Schematic overview of the forward antigen identification strategies. (A) Prior to identification, T cells are isolated from a patient, and relevant tumor or minor H antigen–specific T cell clones are selected. Three main forward strategies are regularly used to identify the recognized peptide antigen (B–D). (B) Peptides are eluted from MHC molecules that are restriction elements of an antigen-specific T cell clone. Eluted peptides are fractionated high-performance LC and separately loaded on cells to measure reactivity by the antigen-specific T cell clone. The antigen-positive fraction is analyzed by MS/MS to determine the putative sequence of the recognized peptide. (C) Cells are transfected with fractions of a cDNA library and tested for their ability to activate the antigen-specific T cell clone.
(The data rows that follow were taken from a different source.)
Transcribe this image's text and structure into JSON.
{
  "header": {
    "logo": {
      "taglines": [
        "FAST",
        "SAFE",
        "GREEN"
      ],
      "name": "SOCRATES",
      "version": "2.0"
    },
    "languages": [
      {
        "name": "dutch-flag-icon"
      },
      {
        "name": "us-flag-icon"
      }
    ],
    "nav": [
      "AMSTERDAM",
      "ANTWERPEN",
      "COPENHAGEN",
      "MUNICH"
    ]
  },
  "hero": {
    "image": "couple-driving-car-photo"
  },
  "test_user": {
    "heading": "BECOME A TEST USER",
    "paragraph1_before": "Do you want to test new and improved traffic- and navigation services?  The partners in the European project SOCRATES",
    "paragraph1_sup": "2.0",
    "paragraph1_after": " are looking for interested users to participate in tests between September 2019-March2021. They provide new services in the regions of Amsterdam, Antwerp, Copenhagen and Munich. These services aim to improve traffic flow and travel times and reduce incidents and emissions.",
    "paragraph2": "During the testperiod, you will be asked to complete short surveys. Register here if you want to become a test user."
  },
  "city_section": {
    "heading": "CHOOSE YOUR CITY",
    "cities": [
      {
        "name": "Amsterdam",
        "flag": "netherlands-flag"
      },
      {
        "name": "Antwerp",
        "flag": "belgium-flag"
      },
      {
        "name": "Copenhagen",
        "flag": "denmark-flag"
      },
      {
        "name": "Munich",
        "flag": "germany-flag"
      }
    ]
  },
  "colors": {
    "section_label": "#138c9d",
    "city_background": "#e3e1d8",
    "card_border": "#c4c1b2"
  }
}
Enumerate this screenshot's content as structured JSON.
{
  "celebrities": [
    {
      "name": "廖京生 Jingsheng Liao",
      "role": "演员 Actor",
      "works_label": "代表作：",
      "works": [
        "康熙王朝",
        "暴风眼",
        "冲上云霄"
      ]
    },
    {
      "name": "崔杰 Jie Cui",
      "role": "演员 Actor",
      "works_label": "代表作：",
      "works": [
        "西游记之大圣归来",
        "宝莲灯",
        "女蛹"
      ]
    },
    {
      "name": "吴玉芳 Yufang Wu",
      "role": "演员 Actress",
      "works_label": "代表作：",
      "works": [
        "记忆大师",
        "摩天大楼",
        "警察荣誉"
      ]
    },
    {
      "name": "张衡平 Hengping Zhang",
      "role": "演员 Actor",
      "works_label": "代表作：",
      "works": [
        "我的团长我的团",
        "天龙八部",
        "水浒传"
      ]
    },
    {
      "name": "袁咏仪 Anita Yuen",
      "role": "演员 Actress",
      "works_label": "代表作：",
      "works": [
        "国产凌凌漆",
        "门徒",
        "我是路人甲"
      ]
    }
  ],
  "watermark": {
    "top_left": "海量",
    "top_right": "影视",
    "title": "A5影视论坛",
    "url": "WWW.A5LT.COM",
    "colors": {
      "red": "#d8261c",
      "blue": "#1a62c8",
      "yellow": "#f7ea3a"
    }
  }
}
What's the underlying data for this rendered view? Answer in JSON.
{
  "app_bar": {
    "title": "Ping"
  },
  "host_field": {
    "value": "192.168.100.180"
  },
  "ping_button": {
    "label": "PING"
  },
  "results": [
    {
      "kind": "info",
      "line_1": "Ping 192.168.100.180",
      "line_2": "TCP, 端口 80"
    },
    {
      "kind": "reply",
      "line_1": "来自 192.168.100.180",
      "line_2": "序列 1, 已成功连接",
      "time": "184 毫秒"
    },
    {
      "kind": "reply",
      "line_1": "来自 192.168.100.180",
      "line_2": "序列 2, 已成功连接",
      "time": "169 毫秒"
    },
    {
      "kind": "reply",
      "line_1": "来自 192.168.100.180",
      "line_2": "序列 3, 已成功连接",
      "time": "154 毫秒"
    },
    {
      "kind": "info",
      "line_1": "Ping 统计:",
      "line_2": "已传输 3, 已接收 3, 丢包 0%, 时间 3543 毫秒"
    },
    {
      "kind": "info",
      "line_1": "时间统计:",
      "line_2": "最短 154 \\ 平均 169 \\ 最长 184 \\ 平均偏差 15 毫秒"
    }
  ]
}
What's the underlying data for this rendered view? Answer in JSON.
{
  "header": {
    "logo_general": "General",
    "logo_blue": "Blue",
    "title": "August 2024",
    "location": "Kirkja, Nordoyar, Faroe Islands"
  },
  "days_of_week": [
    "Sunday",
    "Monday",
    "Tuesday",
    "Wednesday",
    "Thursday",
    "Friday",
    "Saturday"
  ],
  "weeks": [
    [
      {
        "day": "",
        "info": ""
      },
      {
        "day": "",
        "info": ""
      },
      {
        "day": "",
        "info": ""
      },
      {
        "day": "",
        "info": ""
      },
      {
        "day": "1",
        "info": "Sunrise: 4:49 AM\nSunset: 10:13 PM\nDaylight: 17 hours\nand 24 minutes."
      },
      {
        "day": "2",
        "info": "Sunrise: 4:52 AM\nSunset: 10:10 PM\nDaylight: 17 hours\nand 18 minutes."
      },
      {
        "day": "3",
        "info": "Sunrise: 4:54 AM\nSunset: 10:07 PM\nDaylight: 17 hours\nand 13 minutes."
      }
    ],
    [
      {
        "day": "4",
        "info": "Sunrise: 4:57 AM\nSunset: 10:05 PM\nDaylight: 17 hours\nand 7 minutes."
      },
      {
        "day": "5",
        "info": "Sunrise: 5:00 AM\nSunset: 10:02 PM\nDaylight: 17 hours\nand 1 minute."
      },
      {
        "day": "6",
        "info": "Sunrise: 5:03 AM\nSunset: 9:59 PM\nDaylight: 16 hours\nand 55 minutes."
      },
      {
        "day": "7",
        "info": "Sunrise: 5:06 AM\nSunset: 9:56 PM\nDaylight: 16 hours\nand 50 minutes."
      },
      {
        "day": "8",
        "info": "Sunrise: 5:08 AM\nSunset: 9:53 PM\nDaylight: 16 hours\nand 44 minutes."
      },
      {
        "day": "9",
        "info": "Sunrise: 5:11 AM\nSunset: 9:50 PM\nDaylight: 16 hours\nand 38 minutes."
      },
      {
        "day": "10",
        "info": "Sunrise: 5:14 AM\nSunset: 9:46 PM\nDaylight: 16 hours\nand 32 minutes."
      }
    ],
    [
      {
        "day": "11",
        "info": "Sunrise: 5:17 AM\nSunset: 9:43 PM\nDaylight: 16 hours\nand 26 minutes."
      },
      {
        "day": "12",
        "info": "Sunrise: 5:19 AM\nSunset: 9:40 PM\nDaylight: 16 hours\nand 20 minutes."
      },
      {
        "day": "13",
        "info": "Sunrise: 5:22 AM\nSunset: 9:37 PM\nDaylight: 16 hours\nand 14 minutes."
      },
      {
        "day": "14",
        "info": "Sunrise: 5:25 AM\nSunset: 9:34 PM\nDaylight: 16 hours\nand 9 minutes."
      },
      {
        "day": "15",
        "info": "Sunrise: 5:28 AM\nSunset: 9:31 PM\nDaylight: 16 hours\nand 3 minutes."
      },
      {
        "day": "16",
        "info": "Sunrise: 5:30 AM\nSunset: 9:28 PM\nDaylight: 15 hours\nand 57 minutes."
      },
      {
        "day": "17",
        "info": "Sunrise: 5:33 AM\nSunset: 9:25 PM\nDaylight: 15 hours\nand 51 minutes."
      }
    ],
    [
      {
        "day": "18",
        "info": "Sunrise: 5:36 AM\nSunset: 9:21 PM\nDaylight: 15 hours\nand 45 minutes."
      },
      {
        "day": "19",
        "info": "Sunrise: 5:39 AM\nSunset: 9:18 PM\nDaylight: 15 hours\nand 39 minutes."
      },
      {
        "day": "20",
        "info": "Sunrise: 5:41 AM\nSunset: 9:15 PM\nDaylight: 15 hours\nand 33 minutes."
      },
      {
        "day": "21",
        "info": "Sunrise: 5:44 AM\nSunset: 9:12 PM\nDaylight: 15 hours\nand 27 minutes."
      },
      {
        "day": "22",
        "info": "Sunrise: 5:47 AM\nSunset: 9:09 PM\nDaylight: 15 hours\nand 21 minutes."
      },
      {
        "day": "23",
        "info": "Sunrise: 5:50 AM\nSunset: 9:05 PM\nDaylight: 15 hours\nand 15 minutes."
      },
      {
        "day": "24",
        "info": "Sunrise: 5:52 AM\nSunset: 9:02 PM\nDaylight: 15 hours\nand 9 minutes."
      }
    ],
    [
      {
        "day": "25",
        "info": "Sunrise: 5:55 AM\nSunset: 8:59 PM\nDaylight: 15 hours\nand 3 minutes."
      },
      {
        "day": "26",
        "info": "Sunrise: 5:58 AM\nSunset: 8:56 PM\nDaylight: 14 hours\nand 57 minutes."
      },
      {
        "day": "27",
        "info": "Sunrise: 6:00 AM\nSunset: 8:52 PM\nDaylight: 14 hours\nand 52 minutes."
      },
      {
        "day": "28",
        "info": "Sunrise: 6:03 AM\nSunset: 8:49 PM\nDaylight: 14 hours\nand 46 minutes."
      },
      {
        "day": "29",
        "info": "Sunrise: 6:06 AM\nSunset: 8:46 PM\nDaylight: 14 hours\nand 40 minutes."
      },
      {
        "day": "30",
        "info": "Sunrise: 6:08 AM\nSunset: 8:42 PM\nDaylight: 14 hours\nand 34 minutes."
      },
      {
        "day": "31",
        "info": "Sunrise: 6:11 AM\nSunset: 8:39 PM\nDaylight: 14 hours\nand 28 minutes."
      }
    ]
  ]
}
Antigen-positive fractions are subsequently sequenced to determine the cDNA coding for the antigen. (D) For WGAS, EBV-LCLs from the 1000 Genomes Project are phenotyped as minor H antigen positive or negative using a T cell recognition assay. The genetic variation encoding the antigen of interest can be determined by analyzing the association of the phenotypes with the publicly available genotypes of 4·10⁷ SNPs from the same cells. Former genetic linkage analyses were based on a similar principle, but were less powerful because of the smaller number of genotyped variations. (E) Final validation of the epitope for each of those strategies (B–D) is achieved by testing specific (truncated) cDNA constructs or synthetic peptides, which are selected based on MHC-binding prediction algorithms, for recognition by the T cell clone.

Fig. 3.

Spliced antigens constitute a marginal fraction of the MHC-I-presented antigen pool. (A) Methods for antigen identification and their bias toward spliced versus nonspliced antigens. (B) We evaluated the percentage of spliced peptides within the CAP database. The CAP database contains 474 tumor antigens, of which 286 are unique MHC-I restricted. Four (1.4%) of these are spliced peptides. Literature analyses revealed that 103 of the 286 antigens were identified with largely unbiased forward methods, still including four spliced peptides (3.9%). (C) The second independent dataset contains 76 molecularly characterized MHC-I-restricted minor H antigens that were identified with forward methods. One (1.4%) of these is a spliced antigen. (D) A third independent dataset consists of recently identified but unpublished minor H antigens discovered by our largely unbiased GWAS strategy using 83 different antigen-specific T cell clones. Of the eight antigens that are currently unresolved, two are, in all likelihood, encoded by cryptic transcripts. The remaining six (7.2%) antigens are potential spliced antigens or other unconventionally encoded or processed antigens. We concluded that the maximum percentage of spliced antigens in this dataset is therefore 7.2%.